Lest we forget, our Nation's resolve and all those who paid the ultimate price on that day and all those who have made the ultimate sacrifice since, and our vows, to never let it happen again. 

God Bless America.


----------



## CQB (Sep 11, 2018)

One of my university lecturers opined that there were three annotations of civilization; BC , AD & 9/11. I'm not sure he's correct but it was the day the world changed, (though not by much). Vale, those particularly on United 93 who realised what was happening and what the target was.


----------



## Gunz (Sep 11, 2018)

Too many have already forgotten.


----------



## Devildoc (Sep 11, 2018)

Ocoka said:


> Too many have already forgotten.



I cannot 'like' that enough.

Every day I think about it.  Every day.


----------



## Muppet (Sep 11, 2018)

In memory.....


----------



## Muppet (Sep 11, 2018)

Remembering Glen Doherty and Tyrone Woods - Uncle Sam's Misguided Children

Not forgetting Bengazi on this day, found this.....


----------



## Ooh-Rah (Sep 11, 2018)

Just wow.

“We’re Going to Do Something.”


----------



## amlove21 (Sep 12, 2018)




----------



## Ooh-Rah (Sep 12, 2018)

Love this kind of stuff when it happens randomly at just the right moment....


----------



## Gunz (Sep 12, 2018)

And, of course...that old cunt al-Zawahiri used the anniversary to call for more attacks on America.
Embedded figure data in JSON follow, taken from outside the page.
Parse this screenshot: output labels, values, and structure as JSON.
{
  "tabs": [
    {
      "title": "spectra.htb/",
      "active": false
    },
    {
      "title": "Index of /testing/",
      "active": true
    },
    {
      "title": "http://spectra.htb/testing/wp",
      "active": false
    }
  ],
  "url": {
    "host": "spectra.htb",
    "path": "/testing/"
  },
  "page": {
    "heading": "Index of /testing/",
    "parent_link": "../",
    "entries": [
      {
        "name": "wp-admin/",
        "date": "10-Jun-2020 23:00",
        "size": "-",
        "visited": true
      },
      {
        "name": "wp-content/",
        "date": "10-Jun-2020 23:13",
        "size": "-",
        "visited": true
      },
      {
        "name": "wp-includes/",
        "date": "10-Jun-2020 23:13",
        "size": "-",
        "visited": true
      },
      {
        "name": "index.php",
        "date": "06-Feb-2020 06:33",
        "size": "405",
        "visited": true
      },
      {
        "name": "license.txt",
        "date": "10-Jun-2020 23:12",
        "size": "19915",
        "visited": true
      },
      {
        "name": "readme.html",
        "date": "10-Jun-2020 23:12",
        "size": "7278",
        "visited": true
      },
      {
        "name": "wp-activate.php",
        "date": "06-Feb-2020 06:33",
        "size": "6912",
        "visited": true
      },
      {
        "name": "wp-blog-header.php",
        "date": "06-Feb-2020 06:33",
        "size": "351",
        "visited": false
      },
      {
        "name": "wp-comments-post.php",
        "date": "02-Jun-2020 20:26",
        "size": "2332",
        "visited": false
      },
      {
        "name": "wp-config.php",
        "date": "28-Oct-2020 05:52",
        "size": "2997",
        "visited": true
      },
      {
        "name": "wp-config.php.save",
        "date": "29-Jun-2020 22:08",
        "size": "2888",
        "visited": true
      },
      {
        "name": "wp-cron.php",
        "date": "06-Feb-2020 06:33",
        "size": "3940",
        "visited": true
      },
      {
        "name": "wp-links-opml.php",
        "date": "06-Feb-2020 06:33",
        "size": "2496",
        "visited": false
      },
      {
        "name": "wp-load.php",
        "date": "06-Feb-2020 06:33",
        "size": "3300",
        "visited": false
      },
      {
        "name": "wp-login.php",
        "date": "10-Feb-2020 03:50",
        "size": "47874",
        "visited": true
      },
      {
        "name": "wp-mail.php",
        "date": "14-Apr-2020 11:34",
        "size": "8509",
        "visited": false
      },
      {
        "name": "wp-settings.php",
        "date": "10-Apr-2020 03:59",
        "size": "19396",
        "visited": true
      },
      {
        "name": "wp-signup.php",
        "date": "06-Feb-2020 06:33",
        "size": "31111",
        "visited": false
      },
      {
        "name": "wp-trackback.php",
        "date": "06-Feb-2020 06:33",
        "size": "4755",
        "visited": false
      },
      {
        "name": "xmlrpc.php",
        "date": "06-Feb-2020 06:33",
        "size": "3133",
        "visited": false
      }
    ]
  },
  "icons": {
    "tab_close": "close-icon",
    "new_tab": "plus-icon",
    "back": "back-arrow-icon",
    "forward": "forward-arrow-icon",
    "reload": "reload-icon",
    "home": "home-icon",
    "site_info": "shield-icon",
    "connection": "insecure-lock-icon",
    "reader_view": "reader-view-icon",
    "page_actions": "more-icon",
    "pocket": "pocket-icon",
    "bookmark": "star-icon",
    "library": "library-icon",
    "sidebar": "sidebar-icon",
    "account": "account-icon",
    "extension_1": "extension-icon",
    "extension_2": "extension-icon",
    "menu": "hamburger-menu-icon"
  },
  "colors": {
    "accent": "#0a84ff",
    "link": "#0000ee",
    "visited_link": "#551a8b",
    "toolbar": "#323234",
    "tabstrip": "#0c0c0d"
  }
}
That motherfucker is about 17 years overdue for a fucking dirt nap. We need to track that bitch down and stitch him end to end. And then piss on his carcass.


----------



## Centermass (Sep 13, 2018)

Ocoka said:


> And, of course...that old cunt al-Zawahiri used the anniversary to call for more attacks on America. That motherfucker is about 17 years overdue for a fucking dirt nap. We need to track that bitch down and stitch him end to end. And then piss on his carcass.



Pretty sad he's not even listed in Interpol's Most Wanted database........


----------